Il se leva presque d’un bon, remis ses lunettes de soleil sur le nez et tira sa capuche au maximum par-dessus sa tête pour se diriger vers le balcon. Il sortit un paquet de cigarette de sa poche arrière et le porta à sa bouche. Il avait cette fâcheuse tendance à fuir le dialogue quand on lui posait une question qui l’incommodait mais je n’avais pas l’intention d’en rester là.

- Tu ne m’as pas répondu.

- À la base je voulais te surprendre pendant une de tes sorties nocturnes.
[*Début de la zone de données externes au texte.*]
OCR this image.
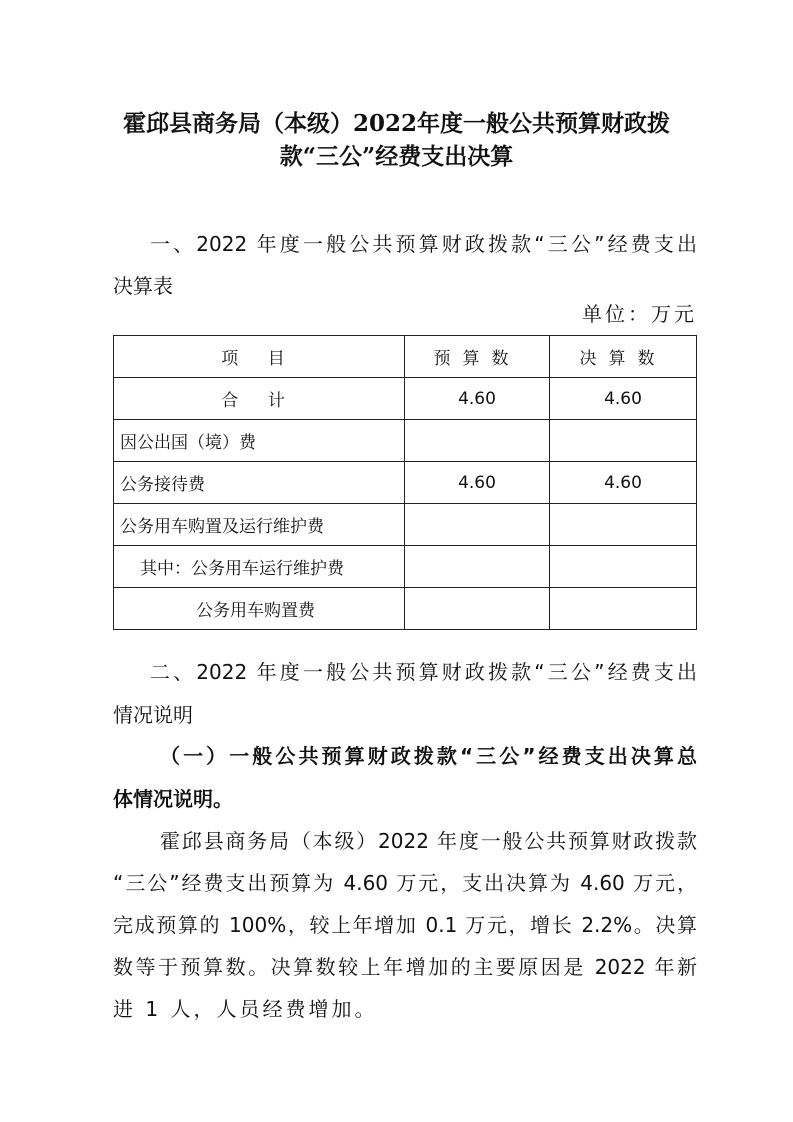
霍邱县商务局（本级）2022年度一般公共预算财政拨
款“三公”经费支出决算
一、2022 年度一般公共预算财政拨款“三公”经费支出
决算表
单位：万元
项 目	预算数	决算数
合 计	4.60	4.60
因公出国（境）费		
公务接待费	4.60	4.60
公务用车购置及运行维护费		
其中：公务用车运行维护费		
公务用车购置费		
二、2022 年度一般公共预算财政拨款“三公”经费支出
情况说明
（一）一般公共预算财政拨款“三公”经费支出决算总
体情况说明。
霍邱县商务局（本级）2022 年度一般公共预算财政拨款
“三公”经费支出预算为 4.60 万元，支出决算为 4.60 万元，
完成预算的 100%，较上年增加 0.1 万元，增长 2.2%。决算
数等于预算数。决算数较上年增加的主要原因是 2022 年新
进 1 人，人员经费增加。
Il prit une longue bouffée de cigarette et jeta sa tête en arrière pour exhaler la fumée avant de poursuivre.

- Et puis quand j’ai vu que tu ne sortais pas, je me suis dit que tu étais peut-être déjà dehors alors j’ai attendu que tu rentres.

- Ok, déjà c’est bizarre mais passons. Et donc, à quel moment tu t’es dit que c’était une bonne idée de squatter ma terrasse en attendant que je me lève ?
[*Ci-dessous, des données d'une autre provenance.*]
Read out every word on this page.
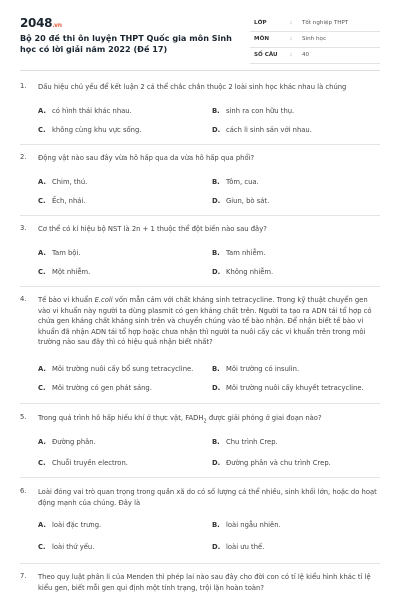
2048.vn
Bộ 20 đề thi ôn luyện THPT Quốc gia môn Sinh học có lời giải năm 2022 (Đề 17)
LỚP	: Tốt nghiệp THPT
MÔN	: Sinh học
SỐ CÂU : 40
1. Dấu hiệu chủ yếu để kết luận 2 cá thể chắc chắn thuộc 2 loài sinh học khác nhau là chúng
A. có hình thái khác nhau.	B. sinh ra con hữu thụ.
C. không cùng khu vực sống.	D. cách li sinh sản với nhau.
2. Động vật nào sau đây vừa hô hấp qua da vừa hô hấp qua phổi?
A. Chim, thú.	B. Tôm, cua.
C. Ếch, nhái.	D. Giun, bò sát.
3. Cơ thể có kí hiệu bộ NST là 2n + 1 thuộc thể đột biến nào sau đây?
A. Tam bội.	B. Tam nhiễm.
C. Một nhiễm.	D. Không nhiễm.
4. Tế bào vi khuẩn E.coli vốn mẫn cảm với chất kháng sinh tetracycline. Trong kỹ thuật chuyển gen vào vi khuẩn này người ta dùng plasmit có gen kháng chất trên. Người ta tạo ra ADN tái tổ hợp có chứa gen kháng chất kháng sinh trên và chuyển chúng vào tế bào nhận. Để nhận biết tế bào vi khuẩn đã nhận ADN tái tổ hợp hoặc chưa nhận thì người ta nuôi cấy các vi khuẩn trên trong môi trường nào sau đây thì có hiệu quả nhận biết nhất?
A. Môi trường nuôi cấy bổ sung tetracycline.	B. Môi trường có insulin.
C. Môi trường có gen phát sáng.	D. Môi trường nuôi cấy khuyết tetracycline.
5. Trong quá trình hô hấp hiếu khí ở thực vật, $FADH_2$ được giải phóng ở giai đoạn nào?
A. Đường phân.	B. Chu trình Crep.
C. Chuỗi truyền electron.	D. Đường phân và chu trình Crep.
6. Loài đóng vai trò quan trọng trong quần xã do có số lượng cá thể nhiều, sinh khối lớn, hoặc do hoạt động mạnh của chúng. Đây là
A. loài đặc trưng.	B. loài ngẫu nhiên.
C. loài thứ yếu.	D. loài ưu thế.
7. Theo quy luật phân li của Menden thì phép lai nào sau đây cho đời con có tỉ lệ kiểu hình khác tỉ lệ kiểu gen, biết mỗi gen qui định một tính trạng, trội lặn hoàn toàn?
Il rit et haussa les épaules pour seule réponse. J’allais sans doute devoir me contenter de ça.

- Je ne vais pas t’importuner plus longtemps je vais rentrer.

Il sauta sur la rambarde et s’accroupit sur le rebord de celle-ci pour se tourner vers moi. Je retins mon souffle par peur qu’il tombe.

- Au fait fillette j’ai oublié de te dire, Ajouta-t-il en glissant un doigt sous la bretelle de mon débardeur. Très mignon ça.

- Fillette ?!

Il m’adressa un dernier sourire moqueur avant de se laisser tomber dans le vide. J’étouffai un cri de surprise et me précipitai vers le bord pour m’assurer qu’il allait bien. Je le vis s’éloigner en direction de la rue en trottinant l’air de rien.

- Et j’ai une porte d’entrée ! Hurlai-je.

- Ce serait nettement moins impressionnant !

- Frimeur !

Je passai la première semaine des vacances à vivre en ermite. La nuit, je dormais peu, pour travailler sur de futurs projets artistiques. Je me reposais surtout le matin puis passais quelques heures par jour à faire mes devoirs ou réviser afin d’avoir tout le reste de mes vacances pour m'amuser. Avec ce rythme, la seconde partie de ces congés fût vite arrivée et en un clin d’œil je me retrouvai libérée de toute responsabilité. Je pouvais désormais pleinement profiter des sept jours restants avant la soirée.